‘The woes of painters!’ lamented Edward Lear in a letter to a friend in 1862. Earlier that day, he was pottering around his apartment in Corfu Town, when, glancing out of the window, he spotted a troop of soldiers marching past. One of them, a certain Colonel Bruce, spied Lear and saluted. At which, forgetting he had a clutch of paint- brushes in his hand, Lear saluted back — ‘& thereby transferred all my colours into my hair and whiskers, which I must now wash in turpentine or shave off’. As a cameo, it sums him up. In that age of pomp and protocol, he always had (or felt he did) paint in his bushy beard.
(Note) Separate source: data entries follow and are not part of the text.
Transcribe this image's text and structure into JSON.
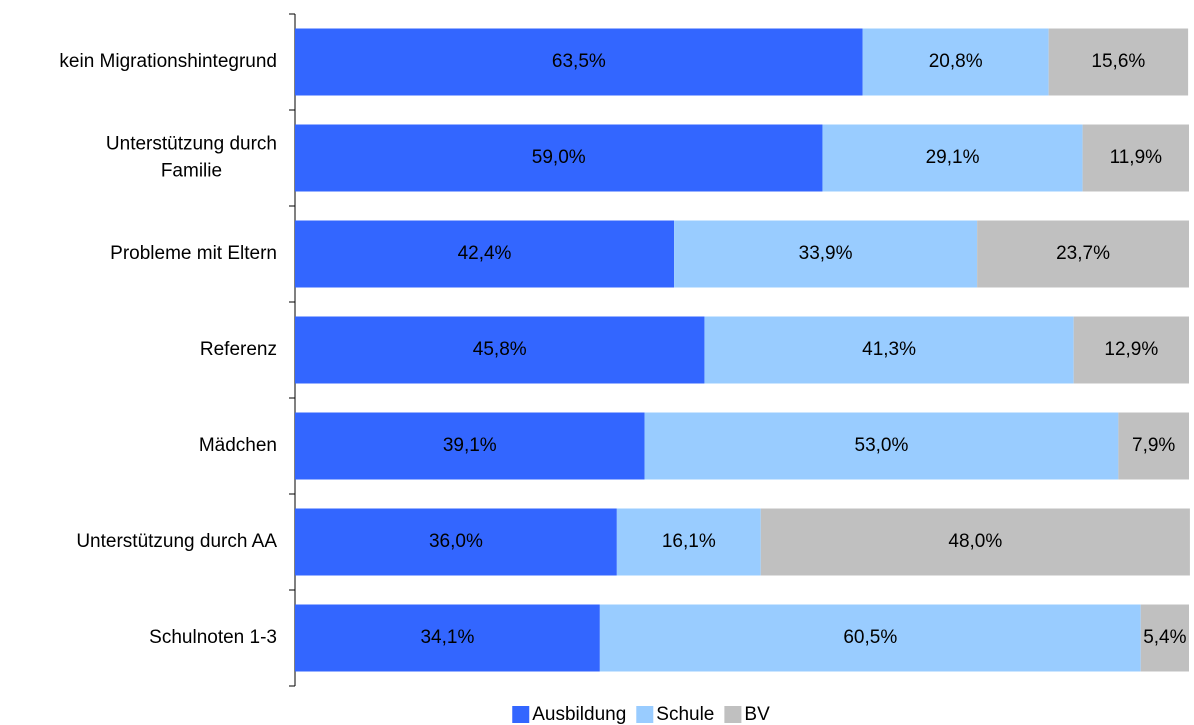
{
  "chart_data": {
    "type": "stacked-bar-horizontal",
    "categories": [
      "kein Migrationshintegrund",
      "Unterstützung durch\nFamilie",
      "Probleme mit Eltern",
      "Referenz",
      "Mädchen",
      "Unterstützung durch AA",
      "Schulnoten 1-3"
    ],
    "xlim": [
      0,
      100
    ],
    "series": [
      {
        "name": "Ausbildung",
        "color": "#3366ff",
        "values": [
          63.5,
          59.0,
          42.4,
          45.8,
          39.1,
          36.0,
          34.1
        ],
        "value_labels": [
          "63,5%",
          "59,0%",
          "42,4%",
          "45,8%",
          "39,1%",
          "36,0%",
          "34,1%"
        ]
      },
      {
        "name": "Schule",
        "color": "#99ccff",
        "values": [
          20.8,
          29.1,
          33.9,
          41.3,
          53.0,
          16.1,
          60.5
        ],
        "value_labels": [
          "20,8%",
          "29,1%",
          "33,9%",
          "41,3%",
          "53,0%",
          "16,1%",
          "60,5%"
        ]
      },
      {
        "name": "BV",
        "color": "#c0c0c0",
        "values": [
          15.6,
          11.9,
          23.7,
          12.9,
          7.9,
          48.0,
          5.4
        ],
        "value_labels": [
          "15,6%",
          "11,9%",
          "23,7%",
          "12,9%",
          "7,9%",
          "48,0%",
          "5,4%"
        ]
      }
    ]
  }
}
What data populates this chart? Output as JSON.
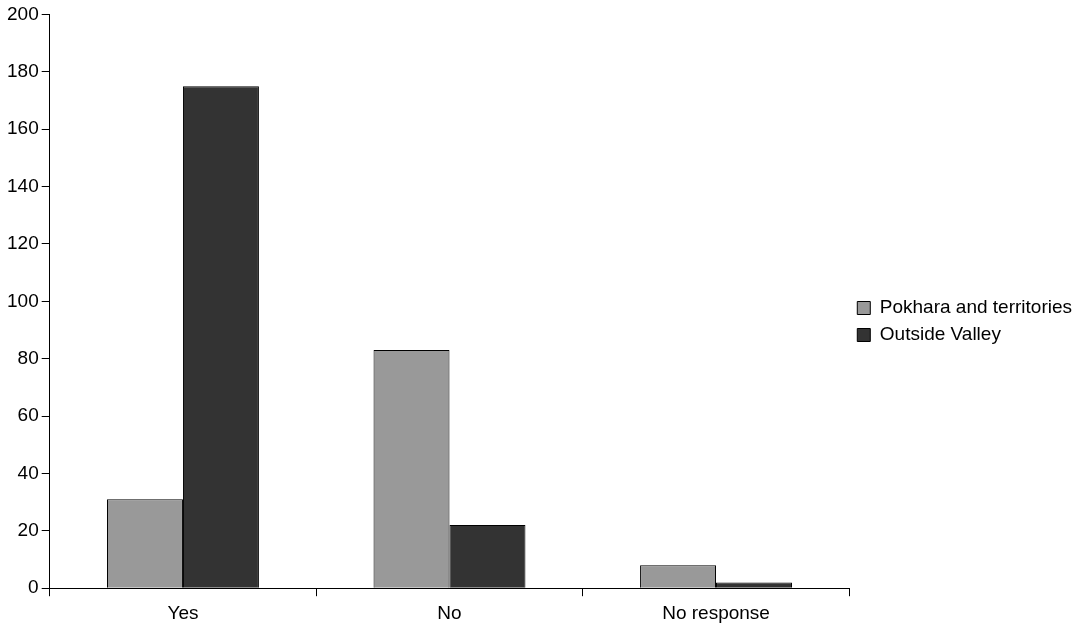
{
  "chart_data": {
    "type": "bar",
    "categories": [
      "Yes",
      "No",
      "No response"
    ],
    "series": [
      {
        "name": "Pokhara and territories",
        "color": "#999999",
        "values": [
          31,
          83,
          8
        ]
      },
      {
        "name": "Outside Valley",
        "color": "#333333",
        "values": [
          175,
          22,
          2
        ]
      }
    ],
    "ylim": [
      0,
      200
    ],
    "yticks": [
      0,
      20,
      40,
      60,
      80,
      100,
      120,
      140,
      160,
      180,
      200
    ],
    "grid": false,
    "legend": "right"
  }
}
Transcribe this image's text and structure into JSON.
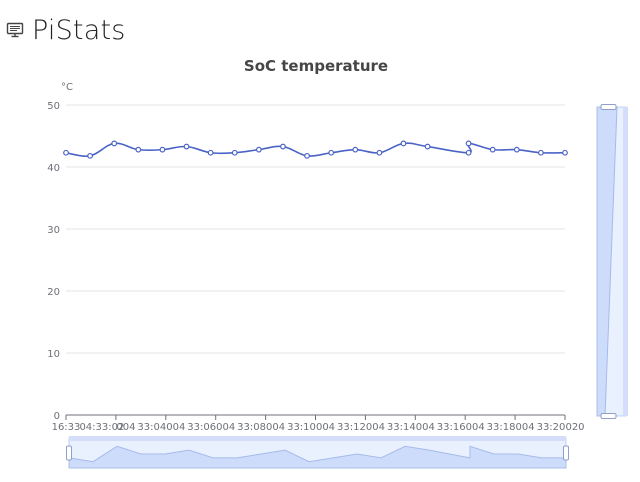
{
  "app": {
    "title": "PiStats",
    "icon": "monitor-icon"
  },
  "colors": {
    "series": "#4a63c7",
    "grid": "#e6e6e6",
    "axis": "#6e7079",
    "zoom_fill": "#dde6fb",
    "zoom_border": "#c6d3ef"
  },
  "chart_data": {
    "type": "line",
    "title": "SoC temperature",
    "y_unit": "°C",
    "ylim": [
      0,
      50
    ],
    "y_ticks": [
      0,
      10,
      20,
      30,
      40,
      50
    ],
    "x_tick_labels": [
      "16:33",
      "04:33:02",
      "004",
      "33:04",
      "004",
      "33:06",
      "004",
      "33:08",
      "004",
      "33:10",
      "004",
      "33:12",
      "004",
      "33:14",
      "004",
      "33:16",
      "004",
      "33:18",
      "004",
      "33:20",
      "020"
    ],
    "grid": true,
    "smooth": true,
    "series": [
      {
        "values": [
          42.3,
          41.8,
          43.8,
          42.8,
          42.8,
          43.3,
          42.3,
          42.3,
          42.8,
          43.3,
          41.8,
          42.3,
          42.8,
          42.3,
          43.8,
          43.3,
          42.3,
          43.8,
          42.8,
          42.8,
          42.3,
          42.3
        ]
      }
    ],
    "x_index": [
      0,
      1,
      2,
      3,
      4,
      5,
      6,
      7,
      8,
      9,
      10,
      11,
      12,
      13,
      14,
      15,
      16.7,
      16.7,
      17.7,
      18.7,
      19.7,
      20.7
    ],
    "datazoom": {
      "x_range": [
        0,
        100
      ],
      "y_range": [
        0,
        100
      ]
    }
  }
}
Edward Lear could hardly have chosen a worse time to live than the Victorian era, or a better place to lurk than this island of Corfu off the north-west tip of Greece. Corfu was (and is) beautiful; a painter’s dream. And now, for those who get the chance to see it, there’s a fine exhibition of Lear’s work on at the Palace of St Michael and St George, at one end of Corfu Town’s esplanade. The show marks the bicentenary of Lear’s birth, and Corfu grandees have made a point of going along to help celebrate.
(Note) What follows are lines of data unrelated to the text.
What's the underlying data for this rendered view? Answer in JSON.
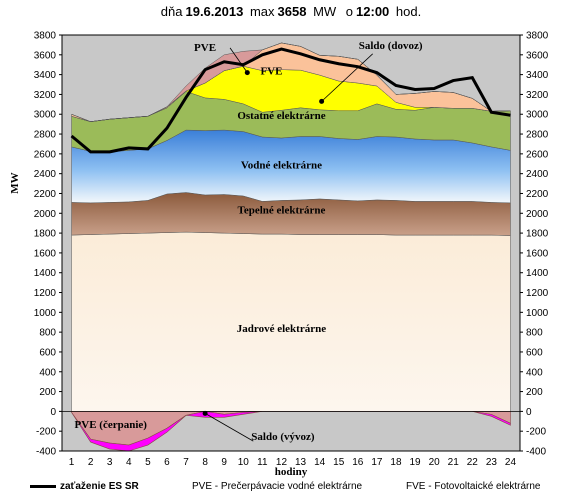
{
  "header": {
    "prefix": "dňa",
    "date": "19.6.2013",
    "max_prefix": "max",
    "max_value": "3658",
    "max_unit": "MW",
    "time_prefix": "o",
    "time": "12:00",
    "time_suffix": "hod."
  },
  "legend": {
    "load": "zaťaženie ES SR",
    "pve": "PVE - Prečerpávacie vodné elektrárne",
    "fve": "FVE - Fotovoltaické elektrárne"
  },
  "chart_data": {
    "type": "area",
    "stacked": true,
    "xlabel": "hodiny",
    "ylabel": "MW",
    "ylim": [
      -400,
      3800
    ],
    "y_ticks": [
      -400,
      -200,
      0,
      200,
      400,
      600,
      800,
      1000,
      1200,
      1400,
      1600,
      1800,
      2000,
      2200,
      2400,
      2600,
      2800,
      3000,
      3200,
      3400,
      3600,
      3800
    ],
    "x": [
      1,
      2,
      3,
      4,
      5,
      6,
      7,
      8,
      9,
      10,
      11,
      12,
      13,
      14,
      15,
      16,
      17,
      18,
      19,
      20,
      21,
      22,
      23,
      24
    ],
    "y_axes": "both",
    "grid": true,
    "series": [
      {
        "name": "Jadrové elektrárne",
        "color": "#fbf0df",
        "values": [
          1780,
          1785,
          1790,
          1795,
          1800,
          1805,
          1810,
          1805,
          1800,
          1795,
          1790,
          1790,
          1785,
          1785,
          1785,
          1785,
          1785,
          1780,
          1780,
          1780,
          1780,
          1780,
          1780,
          1775
        ]
      },
      {
        "name": "Tepelné elektrárne",
        "color": "#9a6a4d",
        "values": [
          330,
          320,
          320,
          320,
          330,
          390,
          400,
          380,
          390,
          380,
          330,
          340,
          350,
          360,
          350,
          340,
          350,
          350,
          340,
          340,
          340,
          340,
          330,
          330
        ]
      },
      {
        "name": "Vodné elektrárne",
        "color": "#3f8be0",
        "values": [
          560,
          520,
          510,
          520,
          520,
          540,
          630,
          650,
          650,
          650,
          650,
          630,
          640,
          630,
          620,
          620,
          640,
          640,
          630,
          620,
          620,
          590,
          560,
          530
        ]
      },
      {
        "name": "Ostatné elektrárne",
        "color": "#9bbb59",
        "values": [
          310,
          300,
          330,
          330,
          330,
          330,
          390,
          330,
          310,
          280,
          250,
          280,
          290,
          270,
          280,
          290,
          330,
          280,
          290,
          330,
          320,
          350,
          360,
          400
        ]
      },
      {
        "name": "FVE",
        "color": "#ffff00",
        "values": [
          0,
          0,
          0,
          0,
          0,
          0,
          5,
          150,
          290,
          380,
          420,
          410,
          380,
          350,
          300,
          280,
          180,
          70,
          30,
          0,
          0,
          0,
          0,
          0
        ]
      },
      {
        "name": "Saldo (dovoz)",
        "color": "#fbc29a",
        "values": [
          20,
          0,
          0,
          0,
          0,
          10,
          0,
          0,
          0,
          0,
          210,
          270,
          240,
          200,
          250,
          240,
          110,
          80,
          140,
          160,
          160,
          100,
          0,
          0
        ]
      },
      {
        "name": "PVE",
        "color": "#d89a9a",
        "values": [
          0,
          0,
          0,
          0,
          0,
          0,
          50,
          150,
          160,
          150,
          0,
          0,
          0,
          0,
          0,
          0,
          0,
          0,
          0,
          0,
          0,
          0,
          0,
          0
        ]
      },
      {
        "name": "PVE (čerpanie)",
        "color": "#d89a9a",
        "values": [
          -10,
          -280,
          -320,
          -340,
          -270,
          -170,
          -40,
          0,
          -30,
          -10,
          0,
          0,
          0,
          0,
          0,
          0,
          0,
          0,
          0,
          0,
          0,
          0,
          -30,
          -120
        ]
      },
      {
        "name": "Saldo (vývoz)",
        "color": "#ff00ff",
        "values": [
          0,
          -30,
          -60,
          -60,
          -70,
          -40,
          0,
          -60,
          -30,
          -20,
          0,
          0,
          0,
          0,
          0,
          0,
          0,
          0,
          0,
          0,
          0,
          0,
          -20,
          -20
        ]
      }
    ],
    "load_line": {
      "name": "zaťaženie ES SR",
      "color": "#000000",
      "values": [
        2780,
        2620,
        2620,
        2660,
        2650,
        2860,
        3170,
        3450,
        3530,
        3500,
        3600,
        3658,
        3610,
        3550,
        3510,
        3480,
        3420,
        3290,
        3250,
        3260,
        3340,
        3370,
        3020,
        2990
      ]
    },
    "area_labels": [
      "Jadrové elektrárne",
      "Tepelné elektrárne",
      "Vodné elektrárne",
      "Ostatné elektrárne",
      "FVE",
      "PVE",
      "Saldo (dovoz)",
      "PVE  (čerpanie)",
      "Saldo (vývoz)"
    ]
  }
}
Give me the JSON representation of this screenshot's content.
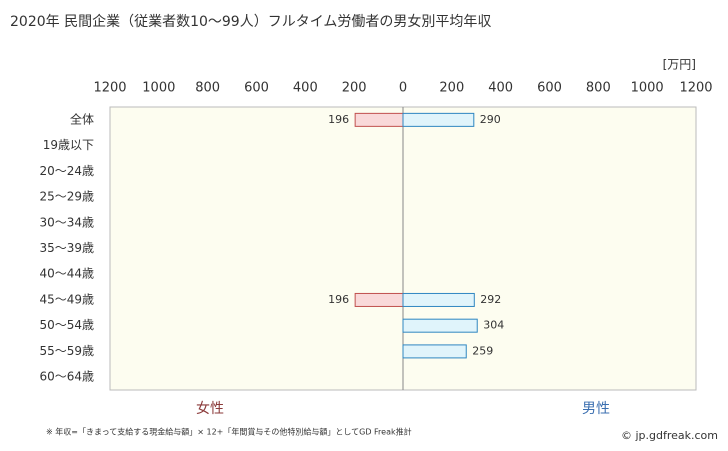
{
  "chart_data": {
    "type": "butterfly-bar",
    "title": "2020年 民間企業（従業者数10～99人）フルタイム労働者の男女別平均年収",
    "unit": "[万円]",
    "categories": [
      "全体",
      "19歳以下",
      "20～24歳",
      "25～29歳",
      "30～34歳",
      "35～39歳",
      "40～44歳",
      "45～49歳",
      "50～54歳",
      "55～59歳",
      "60～64歳"
    ],
    "series": [
      {
        "name": "女性",
        "side": "left",
        "color": "#f9d9d9",
        "stroke": "#c0504d",
        "label_color": "#8b3a3a",
        "values": [
          196,
          null,
          null,
          null,
          null,
          null,
          null,
          196,
          null,
          null,
          null
        ]
      },
      {
        "name": "男性",
        "side": "right",
        "color": "#e0f4fb",
        "stroke": "#2e86c1",
        "label_color": "#3b6fb0",
        "values": [
          290,
          null,
          null,
          null,
          null,
          null,
          null,
          292,
          304,
          259,
          null
        ]
      }
    ],
    "xlim": [
      -1200,
      1200
    ],
    "xticks": [
      {
        "value": -1200,
        "label": "1200"
      },
      {
        "value": -1000,
        "label": "1000"
      },
      {
        "value": -800,
        "label": "800"
      },
      {
        "value": -600,
        "label": "600"
      },
      {
        "value": -400,
        "label": "400"
      },
      {
        "value": -200,
        "label": "200"
      },
      0,
      200,
      400,
      600,
      800,
      1000,
      1200
    ],
    "note": "※ 年収=「きまって支給する現金給与額」× 12+「年間賞与その他特別給与額」としてGD Freak推計",
    "source": "© jp.gdfreak.com"
  }
}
This is just the kind of thing to have struck panic into the heart of the man himself. Lear was an outsider to his arteries. Born in Holloway, the 20th of 21 children, he was given up by his understandably exhausted mother to be raised by his older sister, and he never, some say, got over the sense of rejection. Plagued by bouts of depression, which he called The Morbids, and painfully shy about his appearance (fat, balding, bulbous-nosed), he scarcely felt fit for society half the time; the other half, he felt society wasn’t worth being fit for. In Corfu, he shunned the social life that occupied most colonials. The wife of one governor, Lady Young, came in for special criticism for her tedious triviality, as did the Marchioness of Headfort, whose fist- sized diamonds, Lear said, ‘cover her up so much that few people have seen their wearer’. He was pleased to relate how this same Lady Headfort had happened to be sucking on an orange as she entered the Church of St Spiridon, the island’s patron saint. A beggar-woman approached, palm thrust forward. When the bejewelled aristocrat claimed to have no coins, but offered her half-sucked orange, the disgusted beggar flung it back at her, before scarpering.
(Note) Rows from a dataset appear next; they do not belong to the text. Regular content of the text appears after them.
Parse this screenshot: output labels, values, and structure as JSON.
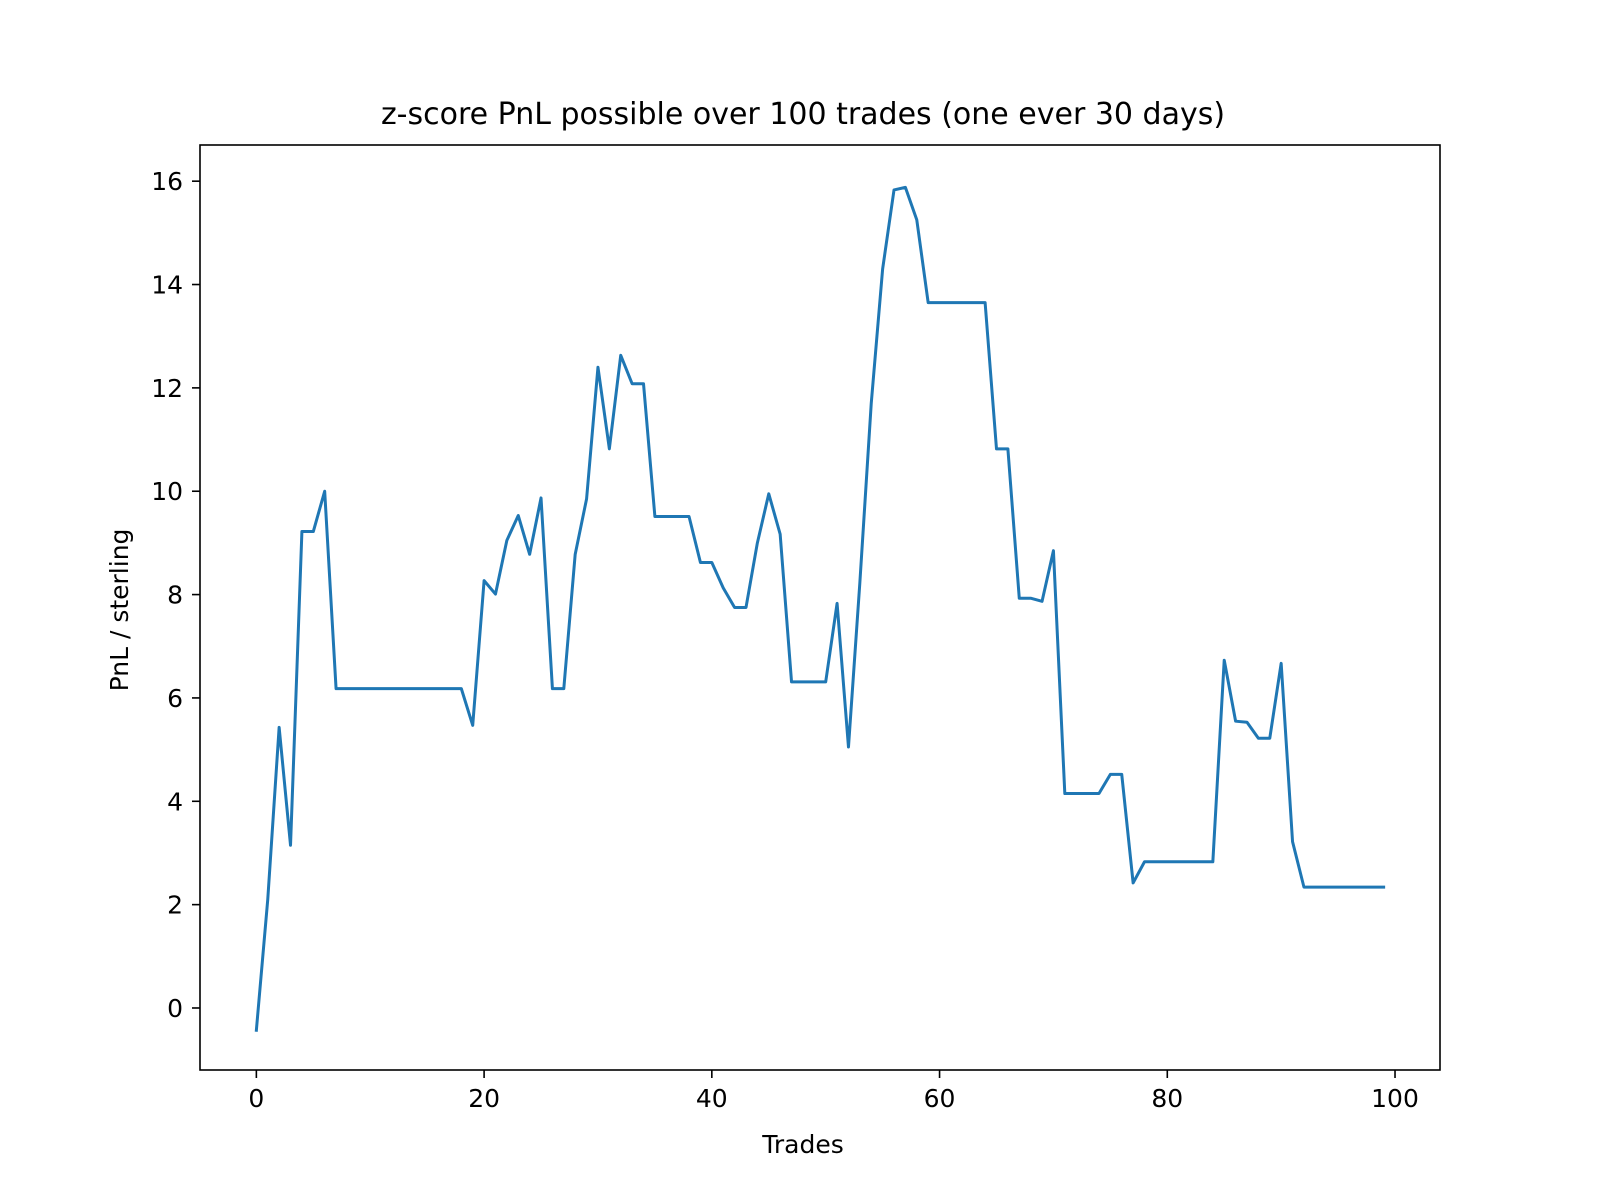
{
  "chart_data": {
    "type": "line",
    "title": "z-score PnL possible over 100 trades (one ever 30 days)",
    "xlabel": "Trades",
    "ylabel": "PnL / sterling",
    "xlim": [
      -4.95,
      103.95
    ],
    "ylim": [
      -1.2,
      16.7
    ],
    "xticks": [
      0,
      20,
      40,
      60,
      80,
      100
    ],
    "yticks": [
      0,
      2,
      4,
      6,
      8,
      10,
      12,
      14,
      16
    ],
    "grid": false,
    "legend": "none",
    "series": [
      {
        "color": "#1f77b4",
        "x": [
          0,
          1,
          2,
          3,
          4,
          5,
          6,
          7,
          8,
          9,
          10,
          11,
          12,
          13,
          14,
          15,
          16,
          17,
          18,
          19,
          20,
          21,
          22,
          23,
          24,
          25,
          26,
          27,
          28,
          29,
          30,
          31,
          32,
          33,
          34,
          35,
          36,
          37,
          38,
          39,
          40,
          41,
          42,
          43,
          44,
          45,
          46,
          47,
          48,
          49,
          50,
          51,
          52,
          53,
          54,
          55,
          56,
          57,
          58,
          59,
          60,
          61,
          62,
          63,
          64,
          65,
          66,
          67,
          68,
          69,
          70,
          71,
          72,
          73,
          74,
          75,
          76,
          77,
          78,
          79,
          80,
          81,
          82,
          83,
          84,
          85,
          86,
          87,
          88,
          89,
          90,
          91,
          92,
          93,
          94,
          95,
          96,
          97,
          98,
          99
        ],
        "values": [
          -0.43,
          2.1,
          5.43,
          3.15,
          9.22,
          9.22,
          10.0,
          6.18,
          6.18,
          6.18,
          6.18,
          6.18,
          6.18,
          6.18,
          6.18,
          6.18,
          6.18,
          6.18,
          6.18,
          5.47,
          8.27,
          8.01,
          9.05,
          9.53,
          8.78,
          9.87,
          6.18,
          6.18,
          8.78,
          9.85,
          12.4,
          10.82,
          12.63,
          12.08,
          12.08,
          9.51,
          9.51,
          9.51,
          9.51,
          8.62,
          8.62,
          8.13,
          7.75,
          7.75,
          9.0,
          9.95,
          9.17,
          6.31,
          6.31,
          6.31,
          6.31,
          7.83,
          5.05,
          8.23,
          11.7,
          14.3,
          15.83,
          15.88,
          15.25,
          13.65,
          13.65,
          13.65,
          13.65,
          13.65,
          13.65,
          10.82,
          10.82,
          7.93,
          7.93,
          7.87,
          8.85,
          4.15,
          4.15,
          4.15,
          4.15,
          4.52,
          4.52,
          2.42,
          2.83,
          2.83,
          2.83,
          2.83,
          2.83,
          2.83,
          2.83,
          6.73,
          5.55,
          5.53,
          5.22,
          5.22,
          6.67,
          3.22,
          2.34,
          2.34,
          2.34,
          2.34,
          2.34,
          2.34,
          2.34,
          2.34
        ]
      }
    ]
  }
}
Here, in a nutshell, is the essence of Lear’s humour: a meeting of convention and chaos. In his verse and art, he suffused the mixture with real feeling, and a whiff of sentimentality. According to the distinguished biographer Michael Montgomery, Lear wasn’t gay (this I accept); he was a secret romantic who fell in love twice during the three years he spent on Corfu, and longed to marry. This I don’t quite buy. More likely, it seems to me, he didn’t want marriage, knowing himself too strange and set in his ways, but wanted to want it. Which accounts for his misty view of matrimony, a fine but always distant prospect. Heaven, he writes in 1862, should involve ‘a park & a beautiful view of sea & hill, mountain & river… a few well-behaved cherubs to cook & keep the place clean, &, after I am quite established — say for a million or two of years — an angel of a wife’.
Through this prism, his best-known poem, ‘The Owl and The Pussycat’ (1867), comes to seem a bachelor’s daydream (‘Come let us be married,/ Too long we have tarried…’), penned, perhaps, after a couple of glasses of port. Lear clearly is the owl. But where was the ‘beautiful pussy’? She didn’t exist, and he knew it.
Yet solitude has its consolations. In his case, these included the space to develop his extraordinary personality, which still gives pleasure today, through his paintings, his verse, and for those who seek them out, his excellent letters and journals. Early in 1864, as the British were ejected from Corfu, Lear packed up his possessions to vacate his paradise island. In a letter to his friend Chichester Fortescue, he struck, as so often, a delicate balance of humour and melancholy. ‘Goodbye,’ he wrote. ‘My last furniture is going. I shall sit upon an eggcup & eat my breakfast with a pen.’